Dr Greene says that there are “lots of people with NF 1 whose lives are not particularly impacted whereas NF2 impacts people a lot more”.
The level of awareness is not where it should be as NF is more common than many people realise and it’s something that’s probably under-diagnosed. One of the big issues for patient support groups like the Neurofibromatosis Association of Ireland is raising awareness.”

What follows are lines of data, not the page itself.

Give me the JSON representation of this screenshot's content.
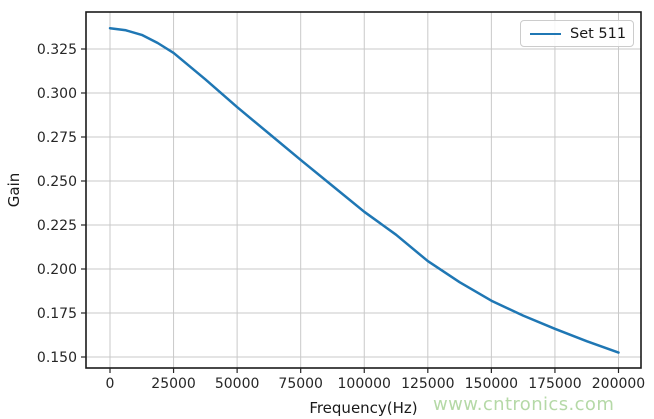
{
  "chart_data": {
    "type": "line",
    "title": "",
    "xlabel": "Frequency(Hz)",
    "ylabel": "Gain",
    "grid": true,
    "grid_color": "#c9c9c9",
    "axis_color": "#262626",
    "frame_color": "#1a1a1a",
    "xlim": [
      -9440,
      208850
    ],
    "ylim": [
      0.14375,
      0.34602
    ],
    "xticks": [
      0,
      25000,
      50000,
      75000,
      100000,
      125000,
      150000,
      175000,
      200000
    ],
    "xtick_labels": [
      "0",
      "25000",
      "50000",
      "75000",
      "100000",
      "125000",
      "150000",
      "175000",
      "200000"
    ],
    "yticks": [
      0.15,
      0.175,
      0.2,
      0.225,
      0.25,
      0.275,
      0.3,
      0.325
    ],
    "ytick_labels": [
      "0.150",
      "0.175",
      "0.200",
      "0.225",
      "0.250",
      "0.275",
      "0.300",
      "0.325"
    ],
    "x": [
      0,
      6250,
      12500,
      18750,
      25000,
      37500,
      50000,
      62500,
      75000,
      87500,
      100000,
      112500,
      125000,
      137500,
      150000,
      162500,
      175000,
      187500,
      200000
    ],
    "series": [
      {
        "name": "Set 511",
        "color": "#1f77b4",
        "values": [
          0.3368,
          0.3356,
          0.333,
          0.3284,
          0.3228,
          0.3078,
          0.292,
          0.277,
          0.262,
          0.2472,
          0.2325,
          0.2195,
          0.2045,
          0.1925,
          0.182,
          0.1735,
          0.166,
          0.159,
          0.1525
        ]
      }
    ],
    "legend": {
      "position": "upper right",
      "entries": [
        "Set 511"
      ]
    }
  },
  "watermark": {
    "text": "www.cntronics.com",
    "color": "#b2d7a3"
  }
}
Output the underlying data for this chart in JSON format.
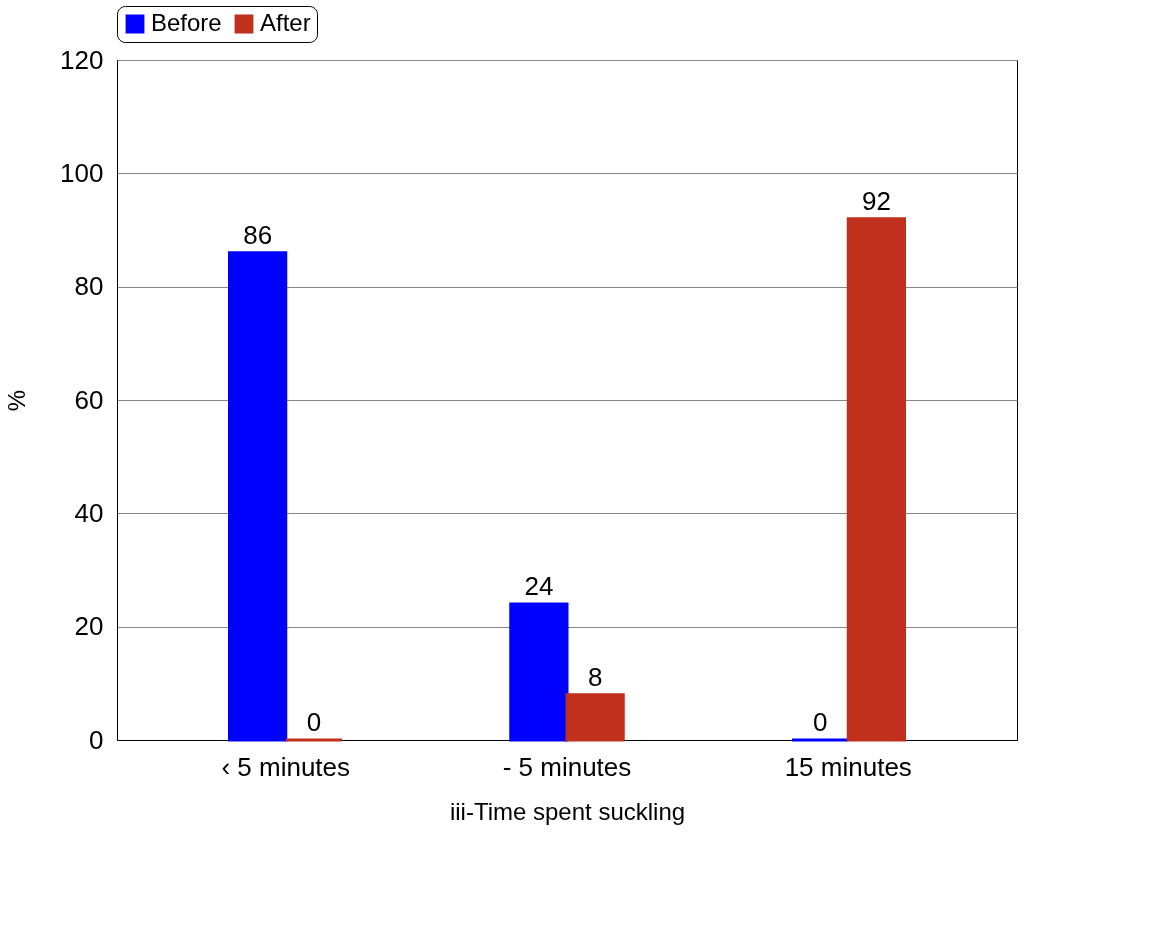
{
  "chart_data": {
    "type": "bar",
    "xlabel": "iii-Time spent suckling",
    "ylabel": "%",
    "categories": [
      "‹ 5 minutes",
      "- 5 minutes",
      "15 minutes"
    ],
    "series": [
      {
        "name": "Before",
        "color": "#0000ff",
        "values": [
          86,
          24,
          0
        ]
      },
      {
        "name": "After",
        "color": "#c0301c",
        "values": [
          0,
          8,
          92
        ]
      }
    ],
    "ylim": [
      0,
      120
    ],
    "yticks": [
      0,
      20,
      40,
      60,
      80,
      100,
      120
    ],
    "grid": "y",
    "legend": "top",
    "data_labels": true
  }
}
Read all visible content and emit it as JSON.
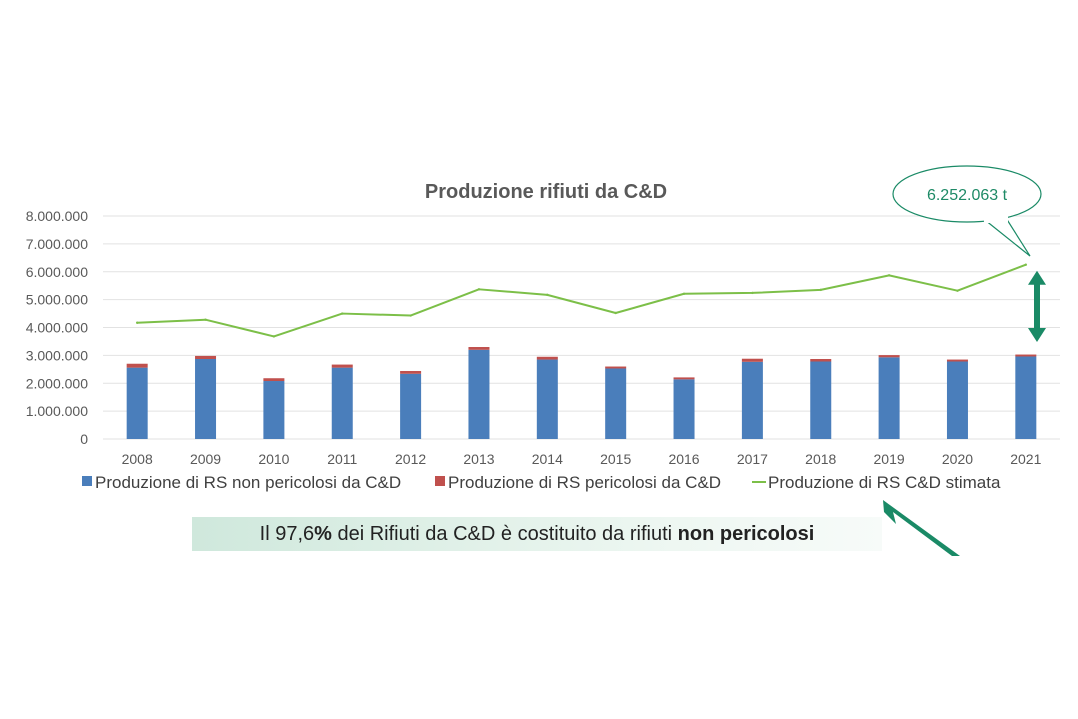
{
  "chart_data": {
    "type": "bar",
    "title": "Produzione rifiuti da C&D",
    "categories": [
      "2008",
      "2009",
      "2010",
      "2011",
      "2012",
      "2013",
      "2014",
      "2015",
      "2016",
      "2017",
      "2018",
      "2019",
      "2020",
      "2021"
    ],
    "stacked": true,
    "series": [
      {
        "name": "Produzione di RS non pericolosi da C&D",
        "kind": "bar",
        "color": "#4a7ebb",
        "values": [
          2560000,
          2870000,
          2080000,
          2560000,
          2340000,
          3200000,
          2850000,
          2530000,
          2140000,
          2770000,
          2780000,
          2930000,
          2780000,
          2960000
        ]
      },
      {
        "name": "Produzione di RS pericolosi da C&D",
        "kind": "bar",
        "color": "#c0504d",
        "values": [
          140000,
          110000,
          100000,
          110000,
          100000,
          100000,
          100000,
          70000,
          70000,
          110000,
          90000,
          80000,
          70000,
          70000
        ]
      },
      {
        "name": "Produzione di RS C&D stimata",
        "kind": "line",
        "color": "#7cbf48",
        "values": [
          4170000,
          4280000,
          3680000,
          4500000,
          4430000,
          5370000,
          5170000,
          4520000,
          5210000,
          5240000,
          5350000,
          5870000,
          5320000,
          6252063
        ]
      }
    ],
    "y_ticks": [
      "0",
      "1.000.000",
      "2.000.000",
      "3.000.000",
      "4.000.000",
      "5.000.000",
      "6.000.000",
      "7.000.000",
      "8.000.000"
    ],
    "ylim": [
      0,
      8000000
    ],
    "grid": true,
    "legend_position": "bottom",
    "callout": "6.252.063 t",
    "arrow_color": "#1a8a66"
  },
  "note": {
    "prefix": "Il 97,6",
    "percent": "%",
    "middle": " dei Rifiuti da C&D è costituito da rifiuti ",
    "bold": "non pericolosi"
  }
}
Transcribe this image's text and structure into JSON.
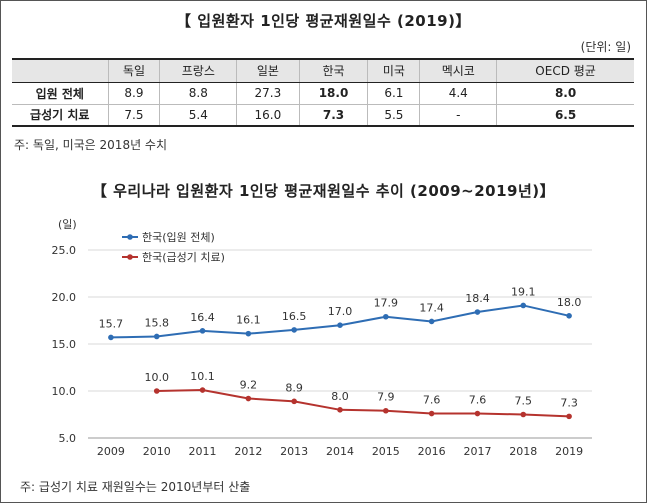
{
  "title1": "【 입원환자 1인당 평균재원일수 (2019)】",
  "unit": "(단위: 일)",
  "table": {
    "headers": [
      "",
      "독일",
      "프랑스",
      "일본",
      "한국",
      "미국",
      "멕시코",
      "OECD 평균"
    ],
    "rows": [
      {
        "label": "입원 전체",
        "values": [
          "8.9",
          "8.8",
          "27.3",
          "18.0",
          "6.1",
          "4.4",
          "8.0"
        ]
      },
      {
        "label": "급성기 치료",
        "values": [
          "7.5",
          "5.4",
          "16.0",
          "7.3",
          "5.5",
          "-",
          "6.5"
        ]
      }
    ]
  },
  "note1": "주: 독일, 미국은 2018년 수치",
  "title2": "【 우리나라 입원환자 1인당 평균재원일수 추이 (2009~2019년)】",
  "note2": "주: 급성기 치료 재원일수는 2010년부터 산출",
  "chart_data": {
    "type": "line",
    "title": "【 우리나라 입원환자 1인당 평균재원일수 추이 (2009~2019년)】",
    "ylabel": "(일)",
    "xlabel": "",
    "x": [
      "2009",
      "2010",
      "2011",
      "2012",
      "2013",
      "2014",
      "2015",
      "2016",
      "2017",
      "2018",
      "2019"
    ],
    "ylim": [
      5.0,
      25.0
    ],
    "yticks": [
      "5.0",
      "10.0",
      "15.0",
      "20.0",
      "25.0"
    ],
    "grid": true,
    "legend": "top-left",
    "series": [
      {
        "name": "한국(입원 전체)",
        "color": "#2e6db4",
        "values": [
          15.7,
          15.8,
          16.4,
          16.1,
          16.5,
          17.0,
          17.9,
          17.4,
          18.4,
          19.1,
          18.0
        ],
        "labels": [
          "15.7",
          "15.8",
          "16.4",
          "16.1",
          "16.5",
          "17.0",
          "17.9",
          "17.4",
          "18.4",
          "19.1",
          "18.0"
        ]
      },
      {
        "name": "한국(급성기 치료)",
        "color": "#b5332e",
        "values": [
          null,
          10.0,
          10.1,
          9.2,
          8.9,
          8.0,
          7.9,
          7.6,
          7.6,
          7.5,
          7.3
        ],
        "labels": [
          null,
          "10.0",
          "10.1",
          "9.2",
          "8.9",
          "8.0",
          "7.9",
          "7.6",
          "7.6",
          "7.5",
          "7.3"
        ]
      }
    ]
  }
}
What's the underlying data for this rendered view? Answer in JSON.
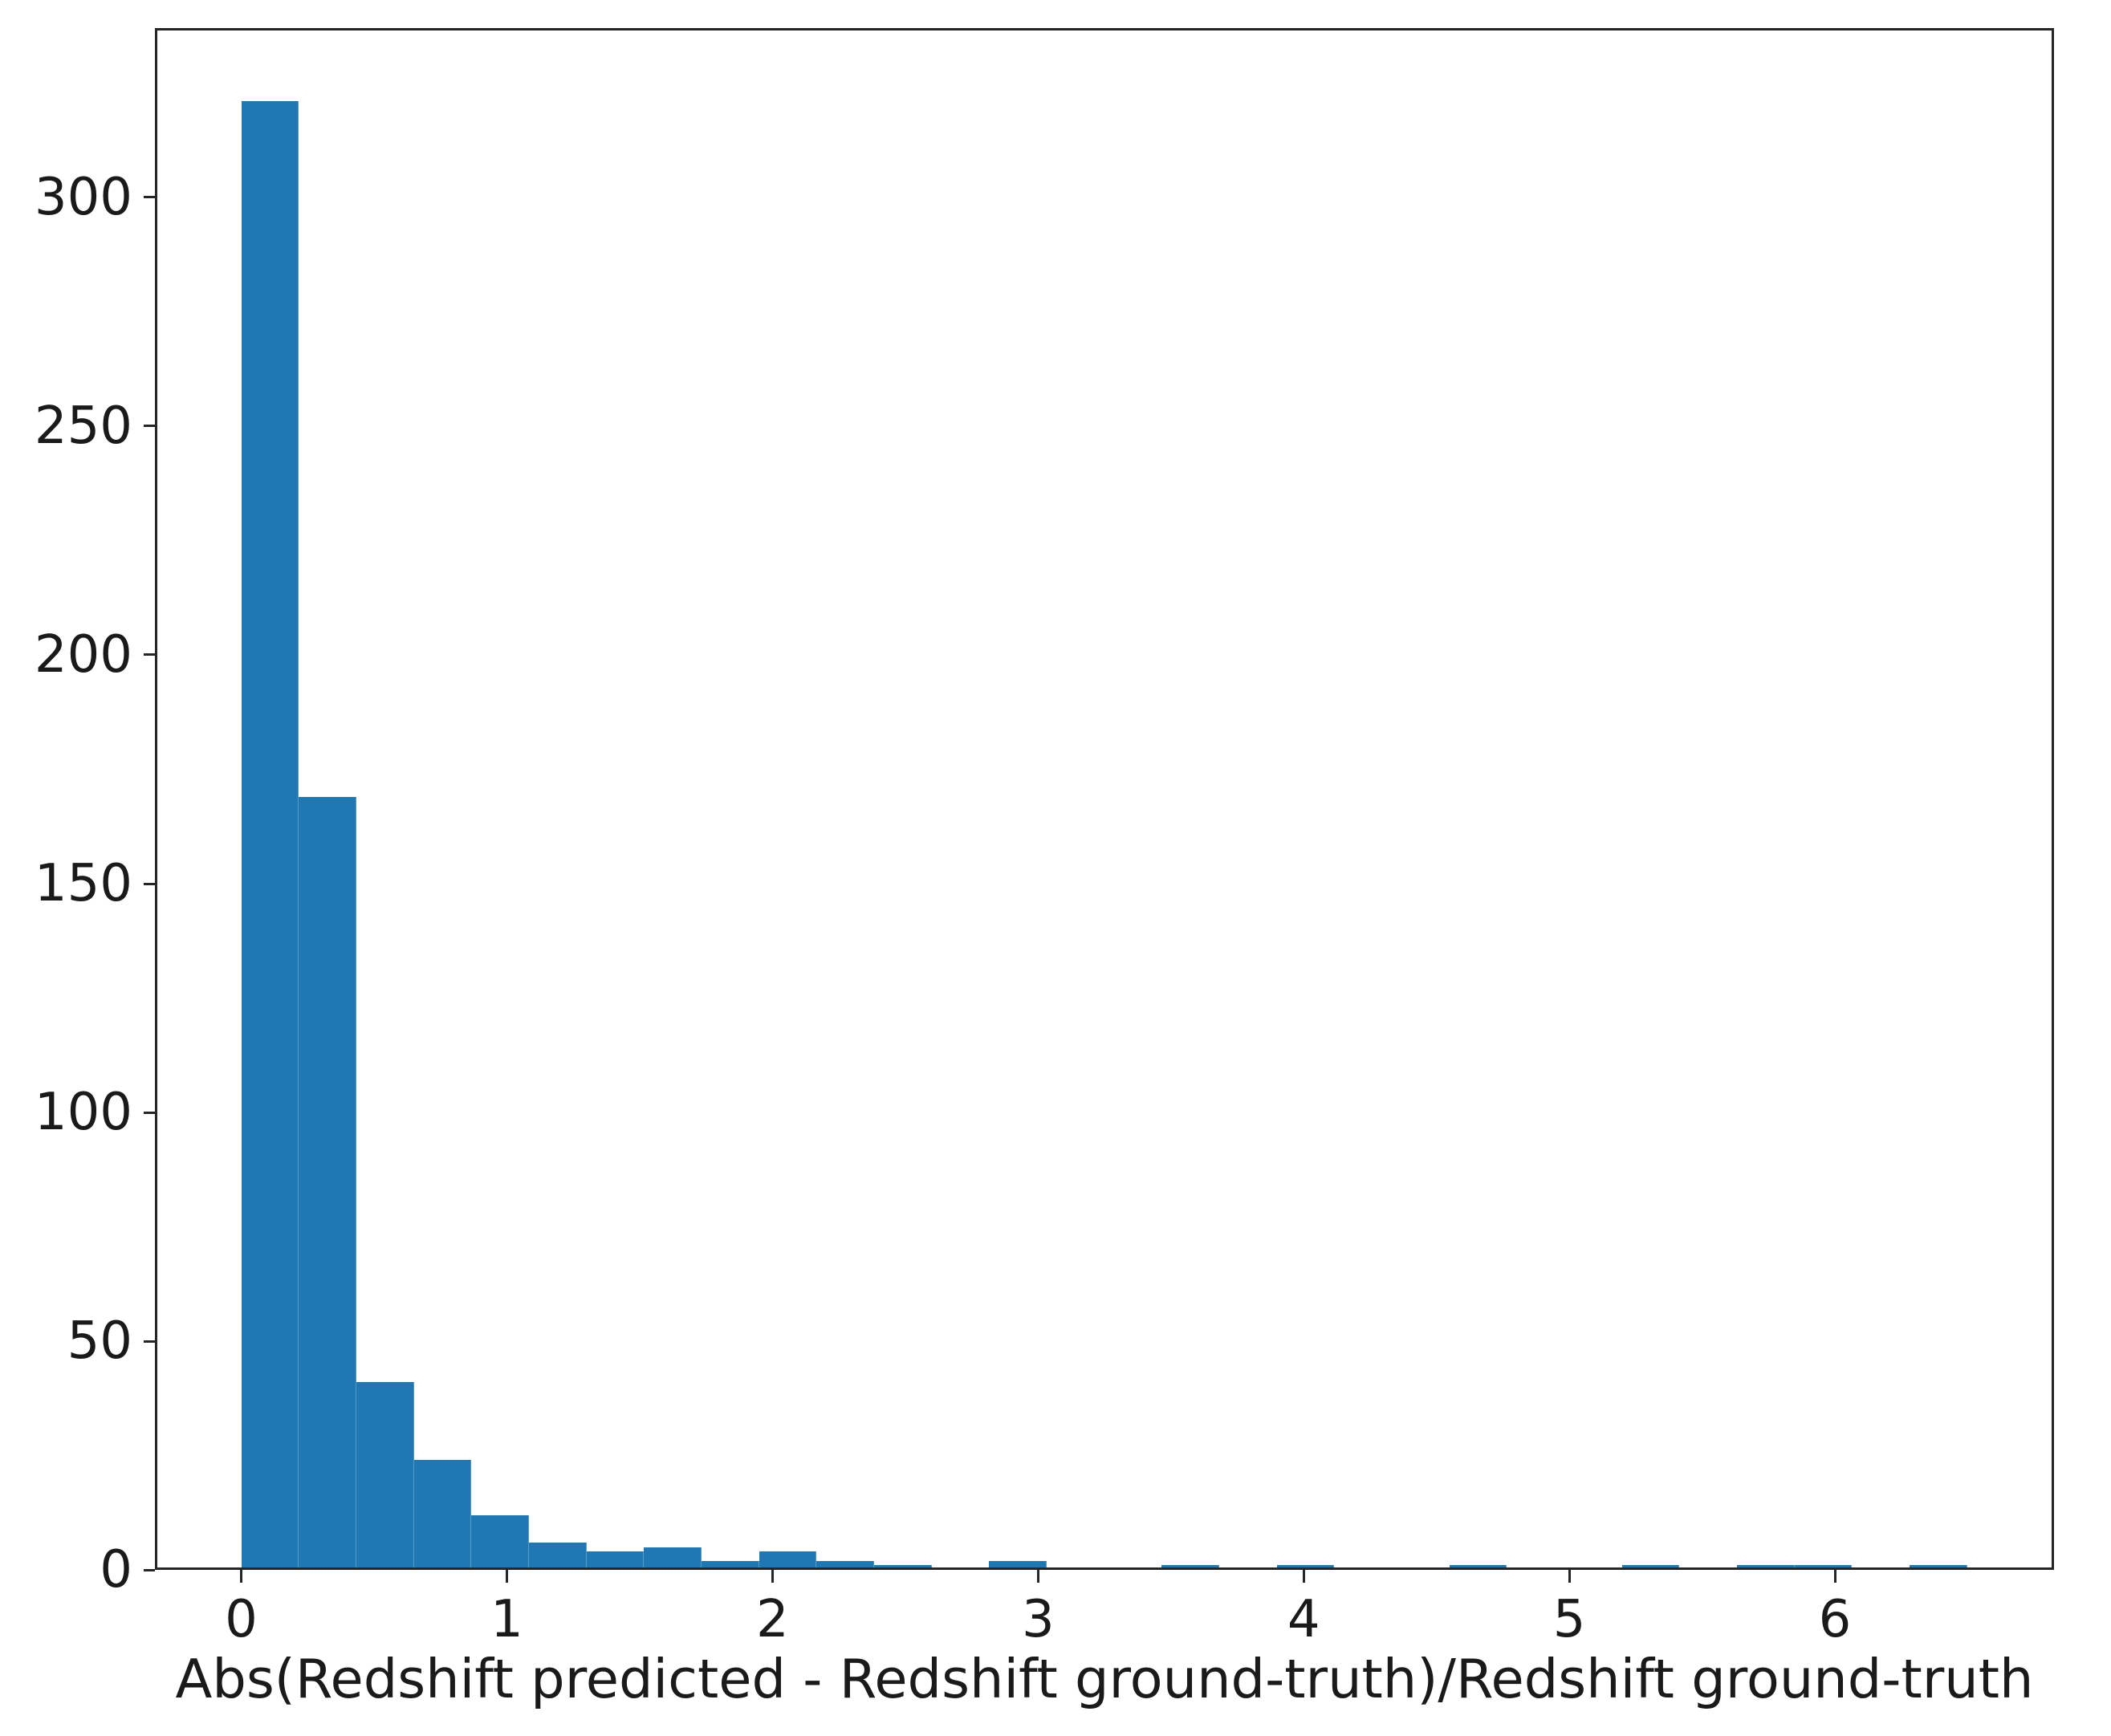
{
  "chart_data": {
    "type": "bar",
    "subtype": "histogram",
    "title": "",
    "xlabel": "Abs(Redshift predicted - Redshift ground-truth)/Redshift ground-truth",
    "ylabel": "",
    "bins": {
      "start": 0,
      "width": 0.2166,
      "count": 30
    },
    "counts": [
      321,
      169,
      41,
      24,
      12,
      6,
      4,
      5,
      2,
      4,
      2,
      1,
      0,
      2,
      0,
      0,
      1,
      0,
      1,
      0,
      0,
      1,
      0,
      0,
      1,
      0,
      1,
      1,
      0,
      1
    ],
    "x_ticks": [
      0,
      1,
      2,
      3,
      4,
      5,
      6
    ],
    "y_ticks": [
      0,
      50,
      100,
      150,
      200,
      250,
      300
    ],
    "xlim": [
      -0.325,
      6.825
    ],
    "ylim": [
      0,
      337
    ],
    "grid": false,
    "legend": false,
    "colors": {
      "bar": "#1f77b4",
      "axis": "#262626",
      "text": "#1a1a1a",
      "background": "#ffffff"
    }
  }
}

An NF Fighter Campaign was launched in March and will culminate on May 17 which is World NF Day. See nfaireland.ie
FACTS ABOUT NF1:
NF1 is a common genetic condition
The ‘spelling mistake’ in the gene is found on chromosome 17
It occurs in every 1 in 2,500 of the population
The early signs of NF1 are flat brown birthmarks on the skin, freckles in unusual places and lumps and bumps on the skin
One third of people with the condition will have one or more medical complication during their lifetime.
Mild learning difficulties are common in NF1.
FACTS ABOUT NF2:
NF2 is a rare genetic condition
The ‘spelling mistake’ in the gene is found on chromosome 22
It occurs in every 1 in 35,000 of the population
NF2 is usually diagnosed by MRI scans
In NF2, people develop nervous system tumours typically in the brain and spine
NF2 can cause hearing loss, deafness and mobility problems.